In the ensuing discussion, Ms. Alka Upadhyaya, Former Additional Secretary, Rural Development and Chairperson, National Highways Authority of India, urged the NRLM to intensify its strategies to broaden its membership base. She added: “Sometimes you need an extra push to open the poverty traps that women live in. Dalit and Adivasi women may not be able to join self-help groups due to social norms in a village. They may not even be able to meet basic savings criteria or face daily food insecurity. I hope this learning event will help the NRLM and States design an operational approach to reaching these women. »
Ms. Anna O’Donnell, Senior Social Development, Social Sustainability and Inclusion Specialist, South Asia, World Bank, the second panelist in the webinar, shared that rapid poverty reduction is possible with approximately 18-24 months of intensive work and well-sequenced assistance to ultra-poor households sustained with convergence with all programs.
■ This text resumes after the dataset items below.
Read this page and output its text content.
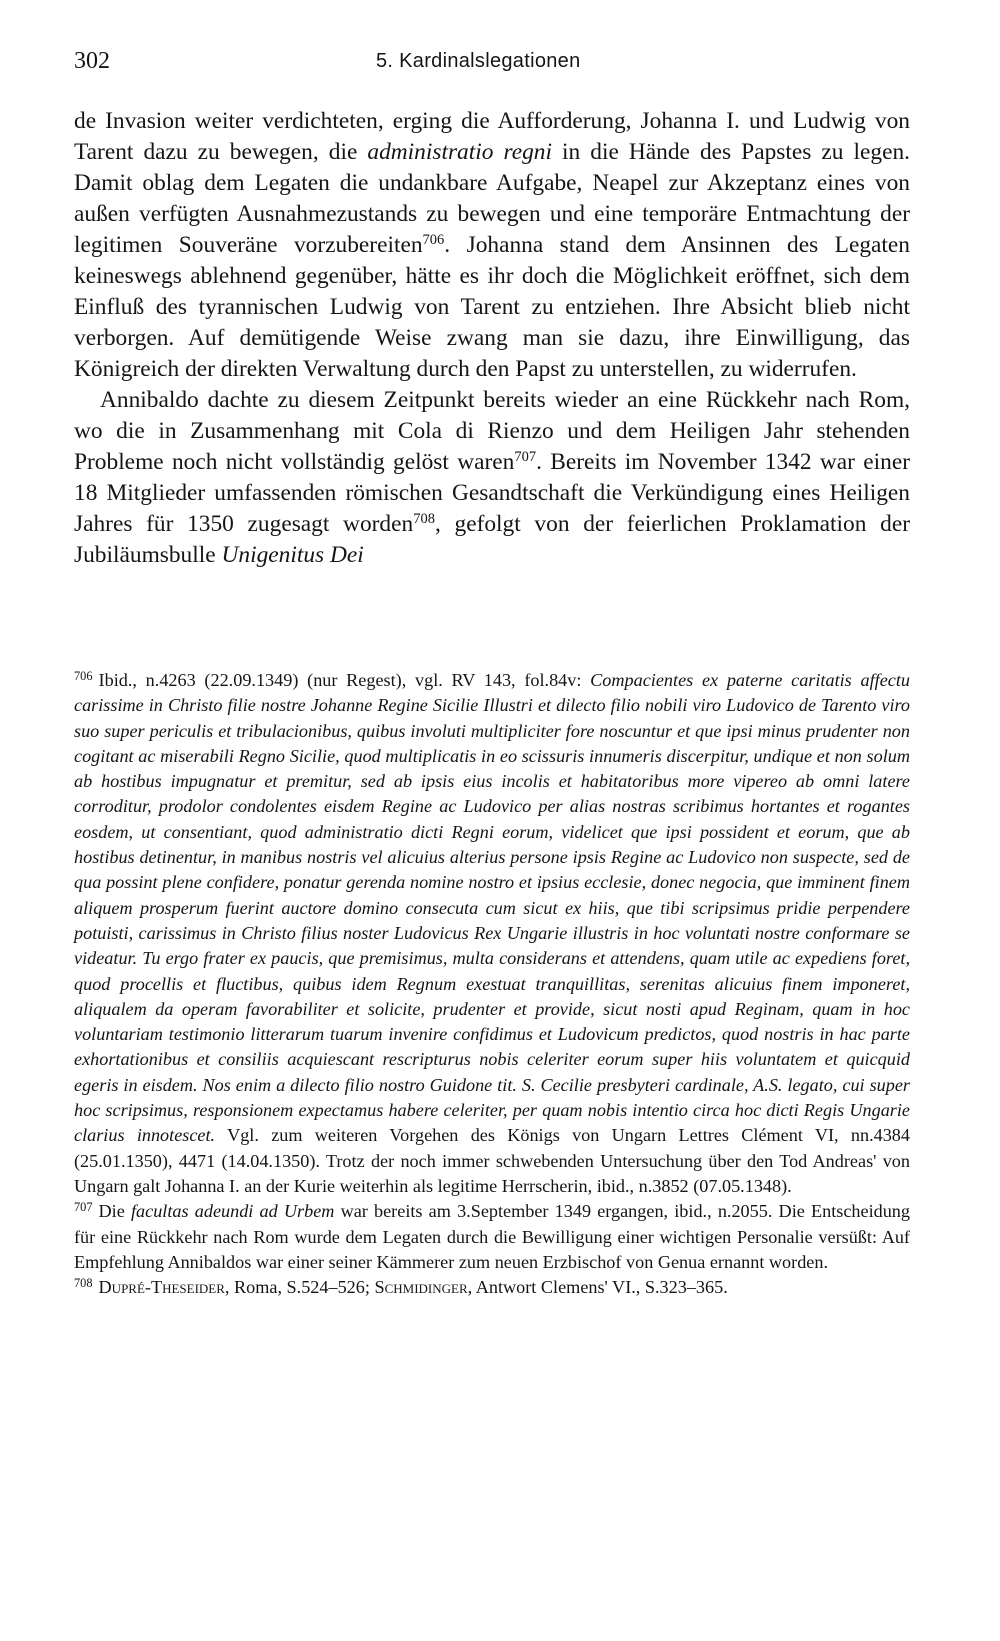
302	5. Kardinalslegationen

de Invasion weiter verdichteten, erging die Aufforderung, Johanna I. und Ludwig von Tarent dazu zu bewegen, die administratio regni in die Hände des Papstes zu legen. Damit oblag dem Legaten die undankbare Aufgabe, Neapel zur Akzeptanz eines von außen verfügten Ausnahmezustands zu bewegen und eine temporäre Entmachtung der legitimen Souveräne vorzubereiten$^{706}$. Johanna stand dem Ansinnen des Legaten keineswegs ablehnend gegenüber, hätte es ihr doch die Möglichkeit eröffnet, sich dem Einfluß des tyrannischen Ludwig von Tarent zu entziehen. Ihre Absicht blieb nicht verborgen. Auf demütigende Weise zwang man sie dazu, ihre Einwilligung, das Königreich der direkten Verwaltung durch den Papst zu unterstellen, zu widerrufen.

Annibaldo dachte zu diesem Zeitpunkt bereits wieder an eine Rückkehr nach Rom, wo die in Zusammenhang mit Cola di Rienzo und dem Heiligen Jahr stehenden Probleme noch nicht vollständig gelöst waren$^{707}$. Bereits im November 1342 war einer 18 Mitglieder umfassenden römischen Gesandtschaft die Verkündigung eines Heiligen Jahres für 1350 zugesagt worden$^{708}$, gefolgt von der feierlichen Proklamation der Jubiläumsbulle Unigenitus Dei

$^{706}$ Ibid., n.4263 (22.09.1349) (nur Regest), vgl. RV 143, fol.84v: Compacientes ex paterne caritatis affectu carissime in Christo filie nostre Johanne Regine Sicilie Illustri et dilecto filio nobili viro Ludovico de Tarento viro suo super periculis et tribulacionibus, quibus involuti multipliciter fore noscuntur et que ipsi minus prudenter non cogitant ac miserabili Regno Sicilie, quod multiplicatis in eo scissuris innumeris discerpitur, undique et non solum ab hostibus impugnatur et premitur, sed ab ipsis eius incolis et habitatoribus more vipereo ab omni latere corroditur, prodolor condolentes eisdem Regine ac Ludovico per alias nostras scribimus hortantes et rogantes eosdem, ut consentiant, quod administratio dicti Regni eorum, videlicet que ipsi possident et eorum, que ab hostibus detinentur, in manibus nostris vel alicuius alterius persone ipsis Regine ac Ludovico non suspecte, sed de qua possint plene confidere, ponatur gerenda nomine nostro et ipsius ecclesie, donec negocia, que imminent finem aliquem prosperum fuerint auctore domino consecuta cum sicut ex hiis, que tibi scripsimus pridie perpendere potuisti, carissimus in Christo filius noster Ludovicus Rex Ungarie illustris in hoc voluntati nostre conformare se videatur. Tu ergo frater ex paucis, que premisimus, multa considerans et attendens, quam utile ac expediens foret, quod procellis et fluctibus, quibus idem Regnum exestuat tranquillitas, serenitas alicuius finem imponeret, aliqualem da operam favorabiliter et solicite, prudenter et provide, sicut nosti apud Reginam, quam in hoc voluntariam testimonio litterarum tuarum invenire confidimus et Ludovicum predictos, quod nostris in hac parte exhortationibus et consiliis acquiescant rescripturus nobis celeriter eorum super hiis voluntatem et quicquid egeris in eisdem. Nos enim a dilecto filio nostro Guidone tit. S. Cecilie presbyteri cardinale, A.S. legato, cui super hoc scripsimus, responsionem expectamus habere celeriter, per quam nobis intentio circa hoc dicti Regis Ungarie clarius innotescet. Vgl. zum weiteren Vorgehen des Königs von Ungarn Lettres Clément VI, nn.4384 (25.01.1350), 4471 (14.04.1350). Trotz der noch immer schwebenden Untersuchung über den Tod Andreas' von Ungarn galt Johanna I. an der Kurie weiterhin als legitime Herrscherin, ibid., n.3852 (07.05.1348).

$^{707}$ Die facultas adeundi ad Urbem war bereits am 3.September 1349 ergangen, ibid., n.2055. Die Entscheidung für eine Rückkehr nach Rom wurde dem Legaten durch die Bewilligung einer wichtigen Personalie versüßt: Auf Empfehlung Annibaldos war einer seiner Kämmerer zum neuen Erzbischof von Genua ernannt worden.

$^{708}$ Dupré-Theseider, Roma, S.524–526; Schmidinger, Antwort Clemens' VI., S.323–365.
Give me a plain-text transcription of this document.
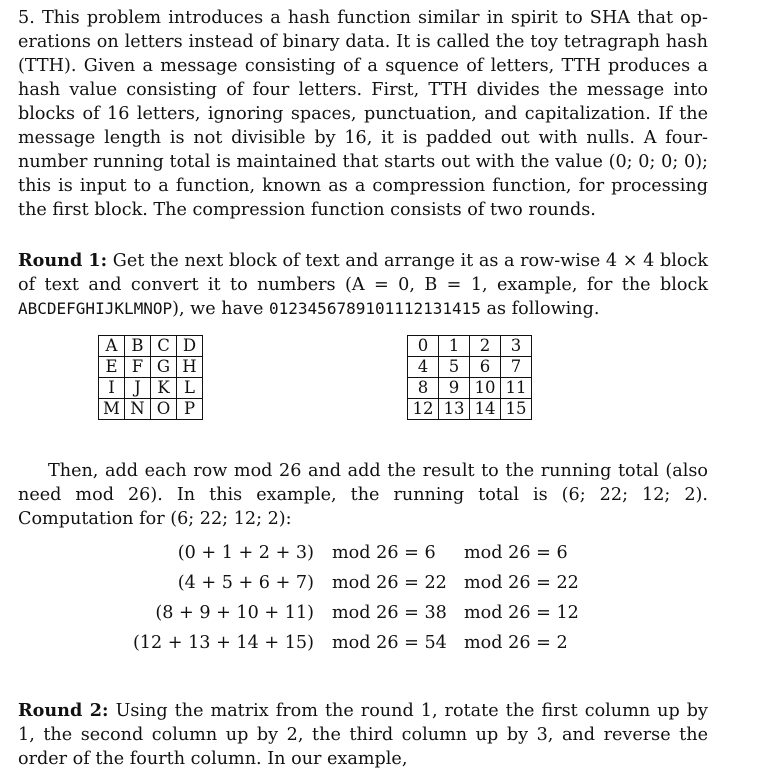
5. This problem introduces a hash function similar in spirit to SHA that operations on letters instead of binary data. It is called the toy tetragraph hash (TTH). Given a message consisting of a squence of letters, TTH produces a hash value consisting of four letters. First, TTH divides the message into blocks of 16 letters, ignoring spaces, punctuation, and capitalization. If the message length is not divisible by 16, it is padded out with nulls. A four-number running total is maintained that starts out with the value (0; 0; 0; 0); this is input to a function, known as a compression function, for processing the first block. The compression function consists of two rounds.

Round 1: Get the next block of text and arrange it as a row-wise 4 × 4 block of text and convert it to numbers (A = 0, B = 1, example, for the block ABCDEFGHIJKLMNOP), we have 0123456789101112131415 as following.

A	B	C	D
E	F	G	H
I	J	K	L
M	N	O	P
0	1	2	3
4	5	6	7
8	9	10	11
12	13	14	15

Then, add each row mod 26 and add the result to the running total (also need mod 26). In this example, the running total is (6; 22; 12; 2). Computation for (6; 22; 12; 2):

(0 + 1 + 2 + 3) mod 26 = 6 mod 26 = 6
(4 + 5 + 6 + 7) mod 26 = 22 mod 26 = 22
(8 + 9 + 10 + 11) mod 26 = 38 mod 26 = 12
(12 + 13 + 14 + 15) mod 26 = 54 mod 26 = 2

Round 2: Using the matrix from the round 1, rotate the first column up by 1, the second column up by 2, the third column up by 3, and reverse the order of the fourth column. In our example,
The flexible and adaptive design of the program while retaining the essence of the model would be most effective in a country like India with a wide range of contexts. Using technology in the model can help build learning and adaptation into the model with pace.
In his closing remarks, Mr. Kevin Tomlinson, Practice Manager, Social Sustainability and Inclusion, World Bank added, “Around 100-150 million people in India live on less than $1.90 a day, a number that may have increased after COVID. These people face a multitude of interconnected challenges, which often intersect with their social identities. They have few or no productive assets and are often excluded from social services. Women, as we know, face additional barriers. I hope the presentations made today have given the ministry some thought on how to develop and scale up an approach to reach women who are in the most vulnerable situations”.